C’est la fin d’une époque.

Jette un oeil par la fenêtre. Les dealers de barbecue s’arrachent les cheveux, on fait griller les saucisses à la poêle.

J’apporte mon soutien à cette énorme partie de la population qui attendait le week-end, le samedi salvateur qui sera finalement l’occasion d’un marathon littéraire et/ou télévisuel. C’est donc avec un certain plaisir que je finis “Les amants du Spoutnik” de Murakami et que sans remords j’enchaîne à la suite 14 épisodes de “The Office” (qui tiennent une bonne place aux côtés de Lost, Californication, My Name is Earl, How I met your mother, Extras, Arrested Developpement et j’en passe… une bonne centaine…)
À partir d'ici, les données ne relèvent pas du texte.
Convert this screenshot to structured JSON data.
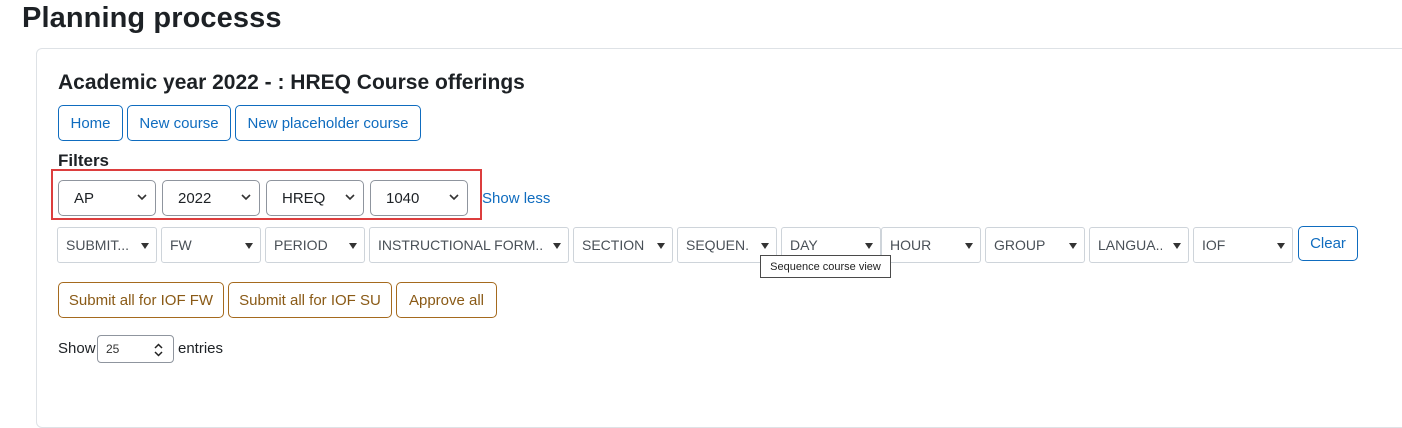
{
  "page": {
    "title": "Planning processs"
  },
  "section": {
    "title": "Academic year 2022 - : HREQ Course offerings"
  },
  "actions": {
    "home": "Home",
    "new_course": "New course",
    "new_placeholder": "New placeholder course"
  },
  "filters": {
    "label": "Filters",
    "primary": [
      "AP",
      "2022",
      "HREQ",
      "1040"
    ],
    "show_less": "Show less",
    "secondary": [
      "SUBMIT...",
      "FW",
      "PERIOD",
      "INSTRUCTIONAL FORM...",
      "SECTION",
      "SEQUEN...",
      "DAY",
      "HOUR",
      "GROUP",
      "LANGUA...",
      "IOF"
    ],
    "clear": "Clear"
  },
  "tooltip": {
    "text": "Sequence course view"
  },
  "bulk": {
    "submit_fw": "Submit all for IOF FW",
    "submit_su": "Submit all for IOF SU",
    "approve": "Approve all"
  },
  "entries": {
    "show": "Show",
    "value": "25",
    "suffix": "entries"
  },
  "colors": {
    "primary": "#0f6cbf",
    "gold": "#a56a1e",
    "highlight": "#dc3e3e"
  }
}
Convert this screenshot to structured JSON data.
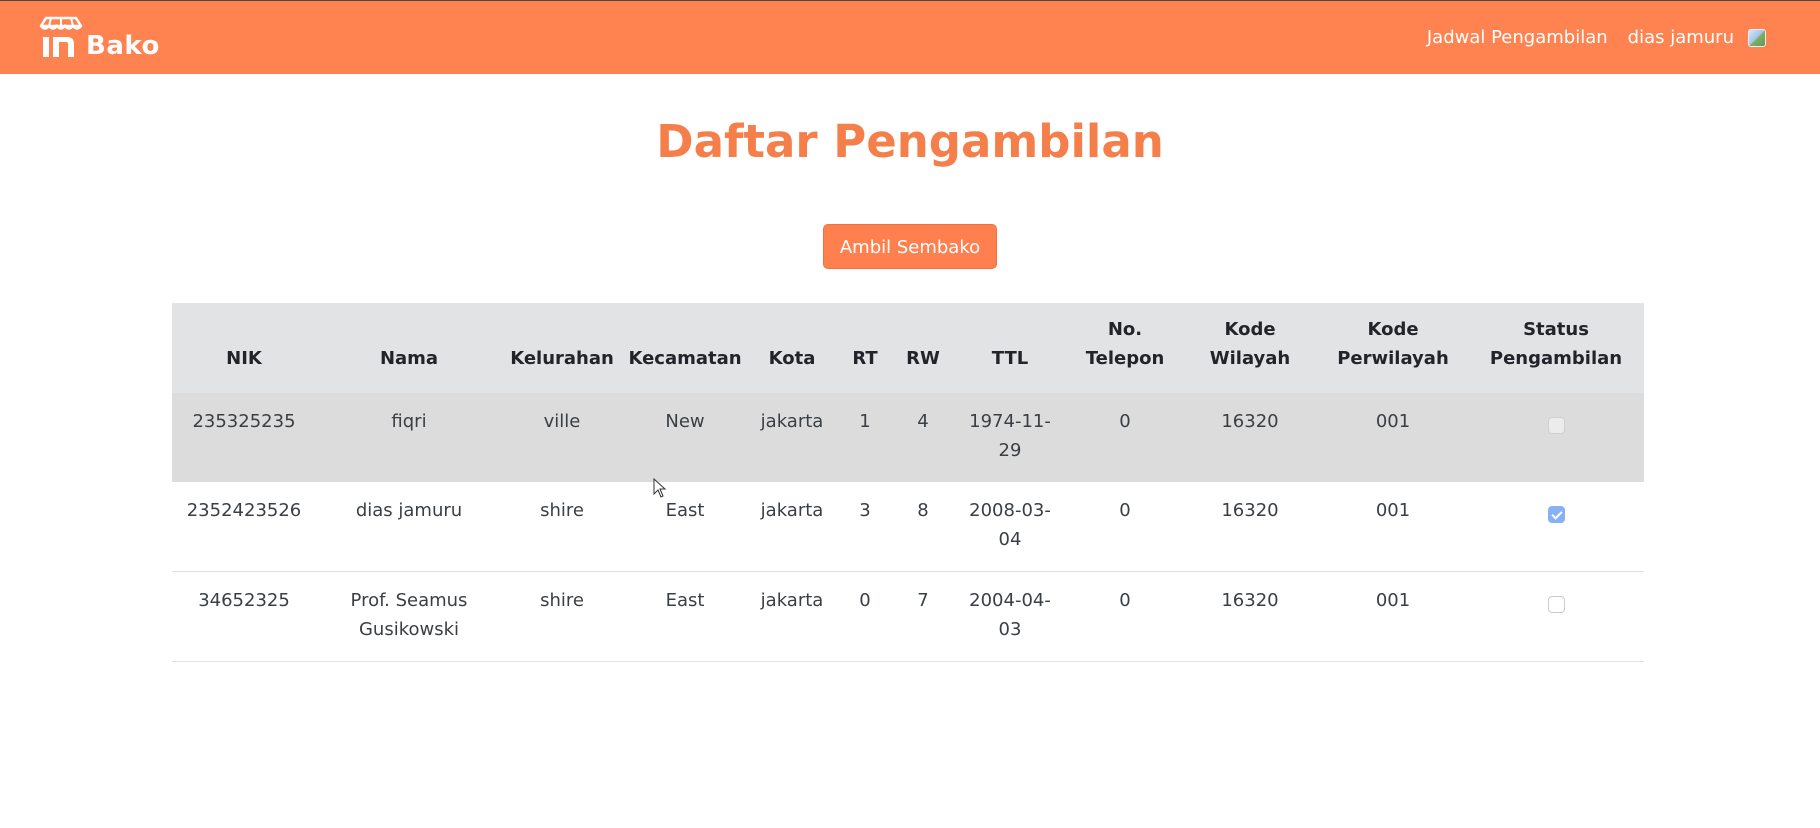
{
  "navbar": {
    "brand_text": "Bako",
    "links": [
      "Jadwal Pengambilan",
      "dias jamuru"
    ],
    "color": "#ff8350"
  },
  "page": {
    "title": "Daftar Pengambilan",
    "ambil_button": "Ambil Sembako",
    "accent_color": "#f57f4a"
  },
  "table": {
    "headers": [
      "NIK",
      "Nama",
      "Kelurahan",
      "Kecamatan",
      "Kota",
      "RT",
      "RW",
      "TTL",
      "No. Telepon",
      "Kode Wilayah",
      "Kode Perwilayah",
      "Status Pengambilan"
    ],
    "rows": [
      {
        "nik": "235325235",
        "nama": "fiqri",
        "kelurahan": "ville",
        "kecamatan": "New",
        "kota": "jakarta",
        "rt": "1",
        "rw": "4",
        "ttl": "1974-11-29",
        "telepon": "0",
        "kode_wilayah": "16320",
        "kode_perwilayah": "001",
        "status_checked": false
      },
      {
        "nik": "2352423526",
        "nama": "dias jamuru",
        "kelurahan": "shire",
        "kecamatan": "East",
        "kota": "jakarta",
        "rt": "3",
        "rw": "8",
        "ttl": "2008-03-04",
        "telepon": "0",
        "kode_wilayah": "16320",
        "kode_perwilayah": "001",
        "status_checked": true
      },
      {
        "nik": "34652325",
        "nama": "Prof. Seamus Gusikowski",
        "kelurahan": "shire",
        "kecamatan": "East",
        "kota": "jakarta",
        "rt": "0",
        "rw": "7",
        "ttl": "2004-04-03",
        "telepon": "0",
        "kode_wilayah": "16320",
        "kode_perwilayah": "001",
        "status_checked": false
      }
    ]
  }
}
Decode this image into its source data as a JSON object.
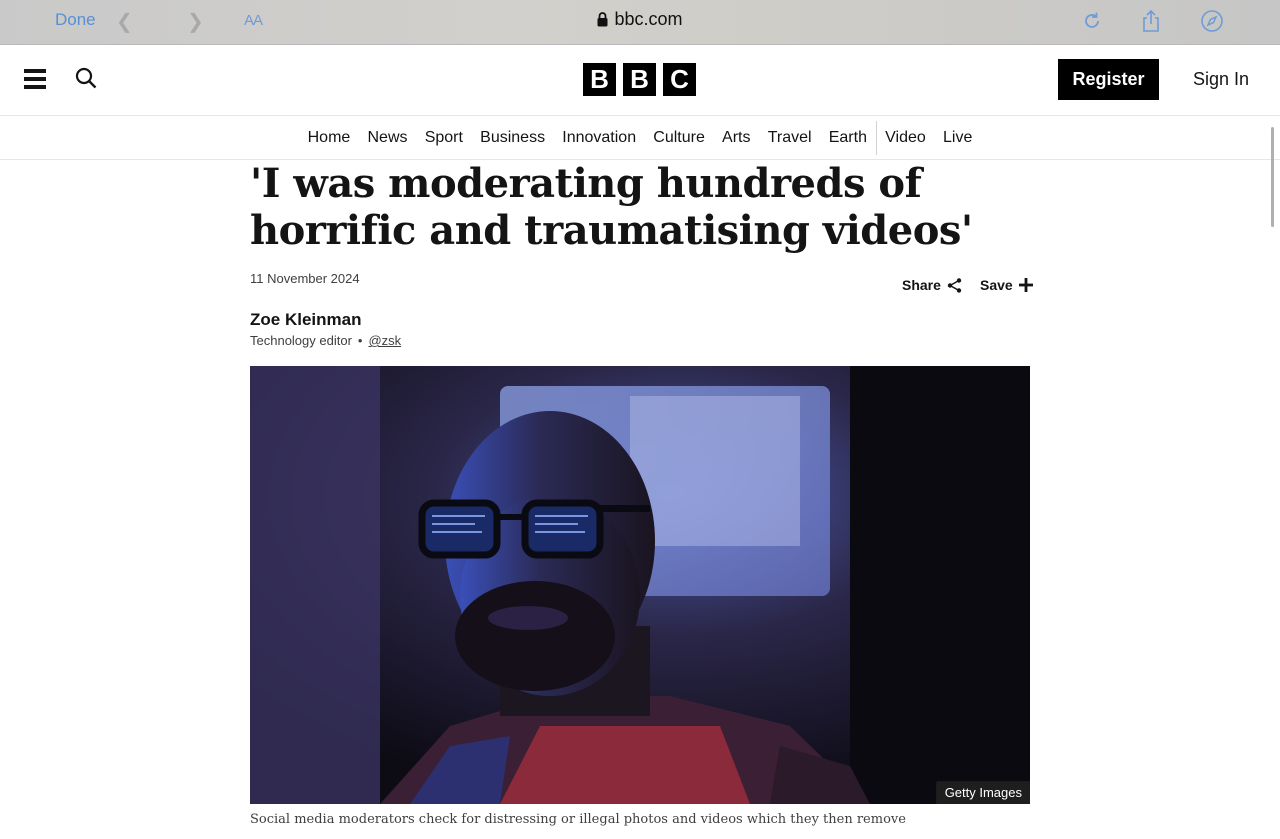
{
  "browser": {
    "done_label": "Done",
    "text_size_label": "AA",
    "url": "bbc.com"
  },
  "header": {
    "logo_letters": [
      "B",
      "B",
      "C"
    ],
    "register_label": "Register",
    "signin_label": "Sign In"
  },
  "nav": {
    "items": [
      "Home",
      "News",
      "Sport",
      "Business",
      "Innovation",
      "Culture",
      "Arts",
      "Travel",
      "Earth",
      "Video",
      "Live"
    ]
  },
  "article": {
    "headline": "'I was moderating hundreds of horrific and traumatising videos'",
    "date": "11 November 2024",
    "share_label": "Share",
    "save_label": "Save",
    "author_name": "Zoe Kleinman",
    "author_role": "Technology editor",
    "author_handle": "@zsk",
    "image_credit": "Getty Images",
    "image_caption": "Social media moderators check for distressing or illegal photos and videos which they then remove"
  },
  "colors": {
    "safari_accent": "#5a8fd4",
    "text_primary": "#141414",
    "register_bg": "#000000"
  }
}
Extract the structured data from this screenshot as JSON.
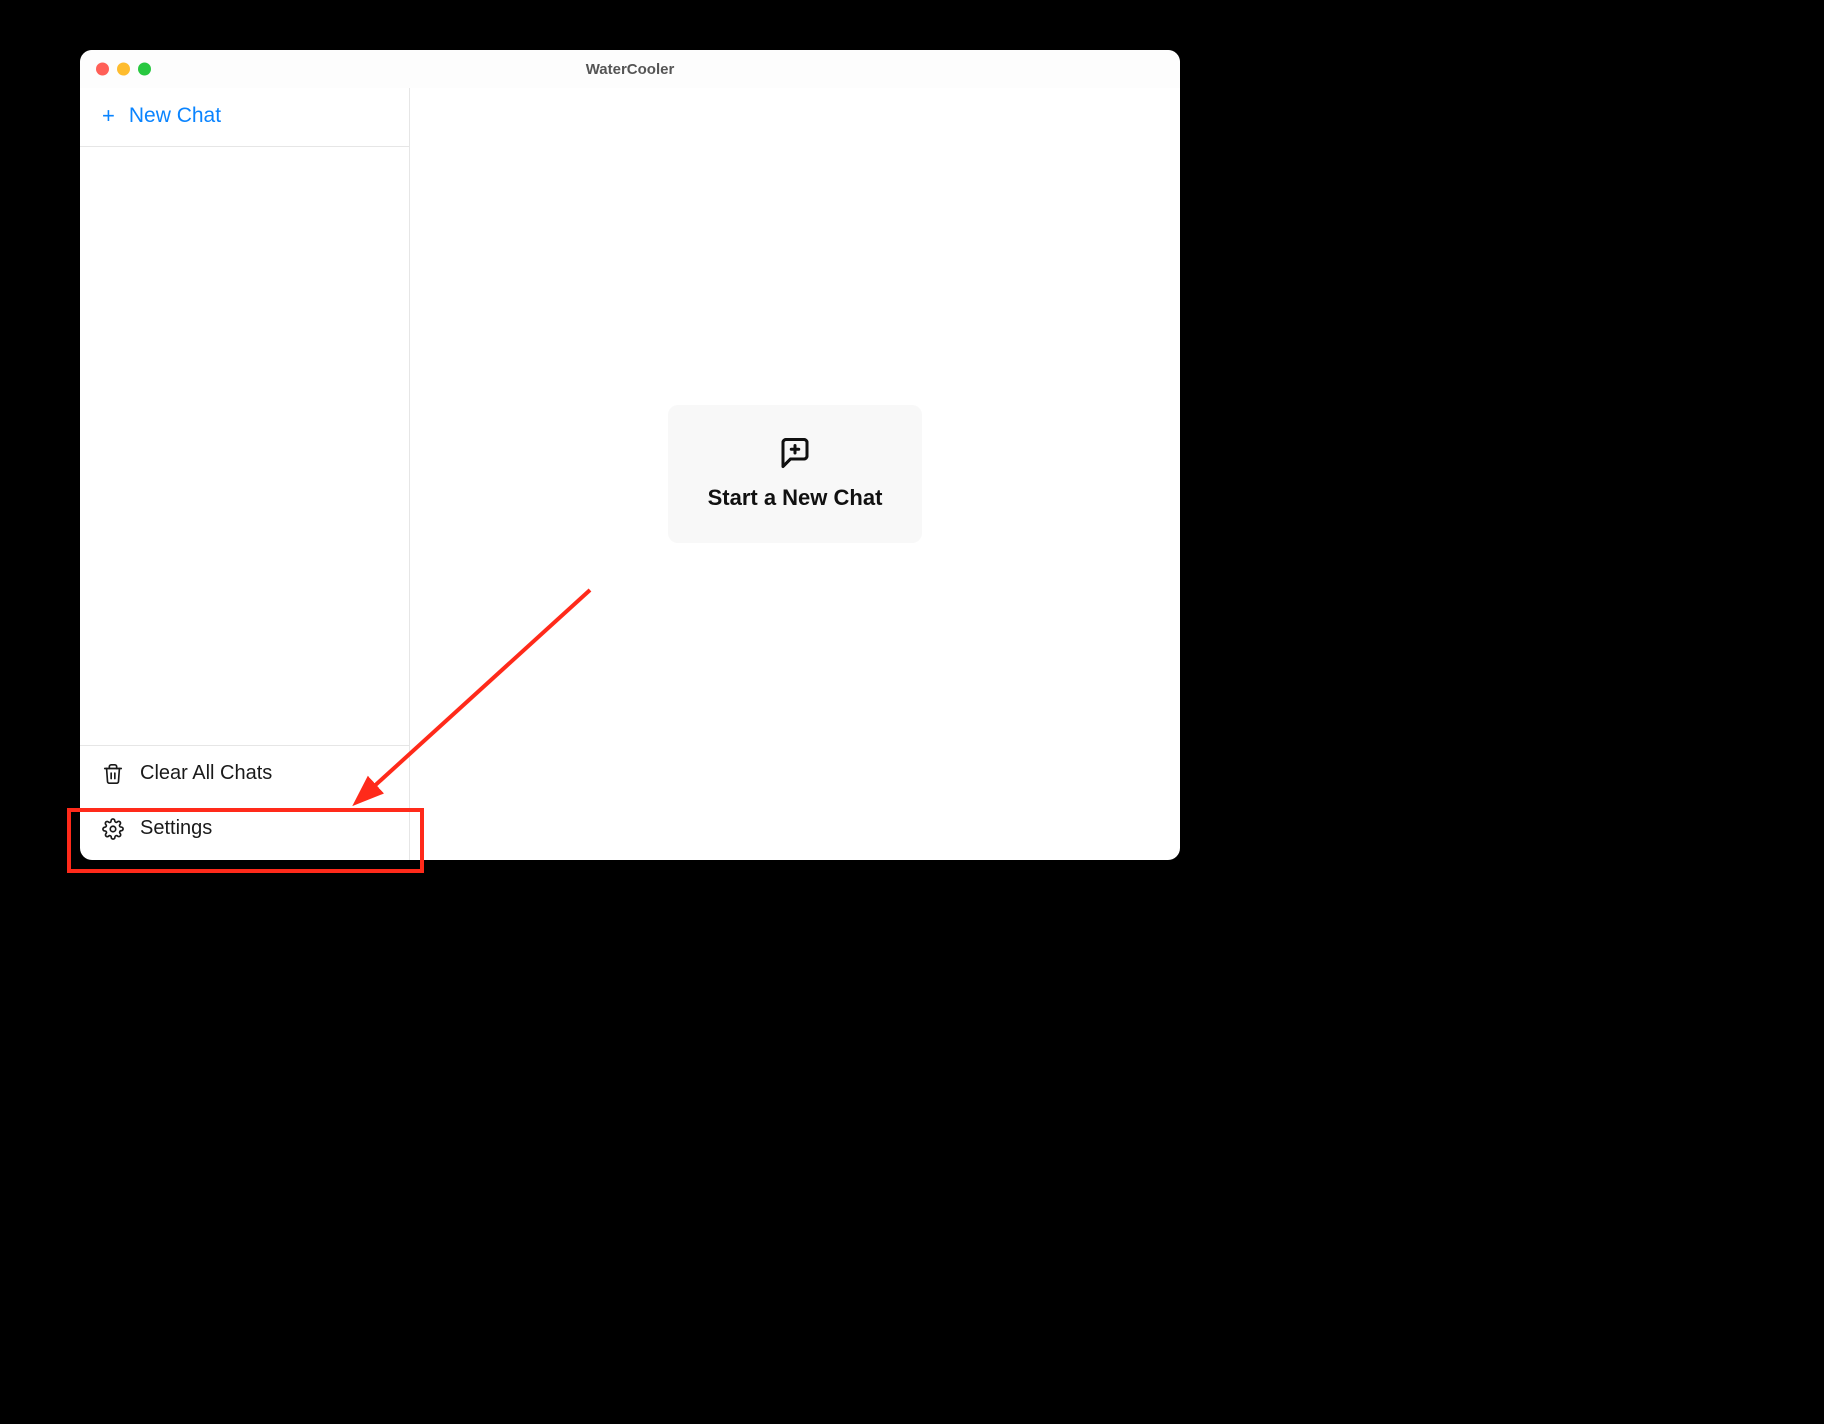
{
  "window": {
    "title": "WaterCooler"
  },
  "sidebar": {
    "new_chat_label": "New Chat",
    "clear_all_label": "Clear All Chats",
    "settings_label": "Settings"
  },
  "main": {
    "start_new_chat_label": "Start a New Chat"
  },
  "annotation": {
    "highlight_color": "#ff2a1a"
  }
}
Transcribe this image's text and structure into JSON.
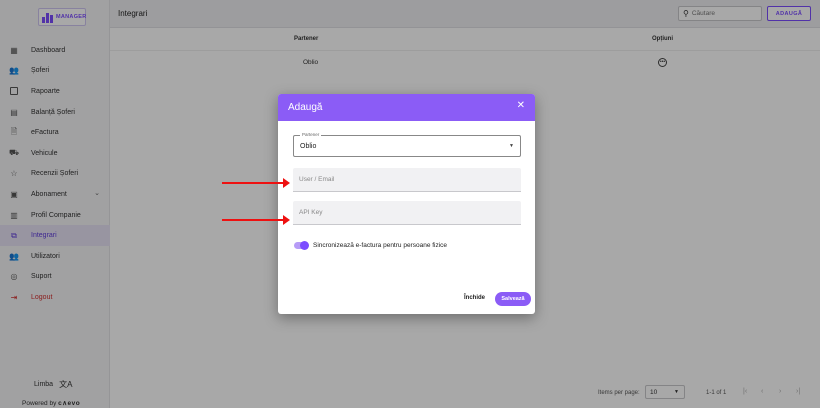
{
  "app": {
    "logo_text": "MANAGER",
    "language_label": "Limba",
    "powered_label": "Powered by",
    "powered_brand": "c∧evo"
  },
  "sidebar": {
    "items": [
      {
        "label": "Dashboard",
        "icon": "dashboard-icon"
      },
      {
        "label": "Șoferi",
        "icon": "drivers-icon"
      },
      {
        "label": "Rapoarte",
        "icon": "reports-icon"
      },
      {
        "label": "Balanță Șoferi",
        "icon": "balance-icon"
      },
      {
        "label": "eFactura",
        "icon": "invoice-icon"
      },
      {
        "label": "Vehicule",
        "icon": "vehicle-icon"
      },
      {
        "label": "Recenzii Șoferi",
        "icon": "reviews-icon"
      },
      {
        "label": "Abonament",
        "icon": "subscription-icon"
      },
      {
        "label": "Profil Companie",
        "icon": "company-icon"
      },
      {
        "label": "Integrari",
        "icon": "integrations-icon"
      },
      {
        "label": "Utilizatori",
        "icon": "users-icon"
      },
      {
        "label": "Suport",
        "icon": "support-icon"
      },
      {
        "label": "Logout",
        "icon": "logout-icon"
      }
    ],
    "active_index": 9
  },
  "header": {
    "title": "Integrari",
    "search_placeholder": "Căutare",
    "add_label": "ADAUGĂ"
  },
  "table": {
    "columns": [
      "Partener",
      "Opțiuni"
    ],
    "rows": [
      {
        "partener": "Oblio"
      }
    ]
  },
  "paginator": {
    "items_per_page_label": "Items per page:",
    "page_size": "10",
    "range_label": "1-1 of 1"
  },
  "modal": {
    "title": "Adaugă",
    "partener_legend": "Partener",
    "partener_value": "Oblio",
    "user_placeholder": "User / Email",
    "api_placeholder": "API Key",
    "toggle_label": "Sincronizează e-factura pentru persoane fizice",
    "toggle_on": true,
    "close_label": "Închide",
    "save_label": "Salvează"
  },
  "colors": {
    "accent": "#8b5cf6",
    "annotation_arrow": "#e11111"
  }
}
On envisagerait presque de visiter pour la 13ème fois le VasaMuseet, d’aller tripoter une harpe à clé au musée de la musique, simplement dans l’espoir de faire passer plus vite ce samedi trop humide.

C’est un fait, le temps influence beaucoup l’individu, surtout quand ce petit salopard s’est montré magnifique ces derniers jours. Ce serait comme… je ne sais pas… se retrouver enfermé avec Nicolas Sarkozy pendant 24h juste après avoir passé la nuit avec Jenna Fischer. C’est à vous détruire un homme, ça.

Je m’en vais entamer une danse pour le retour du printemps sur mon balcon.

Je pense à vous, certains me manquent, et d’autres moins.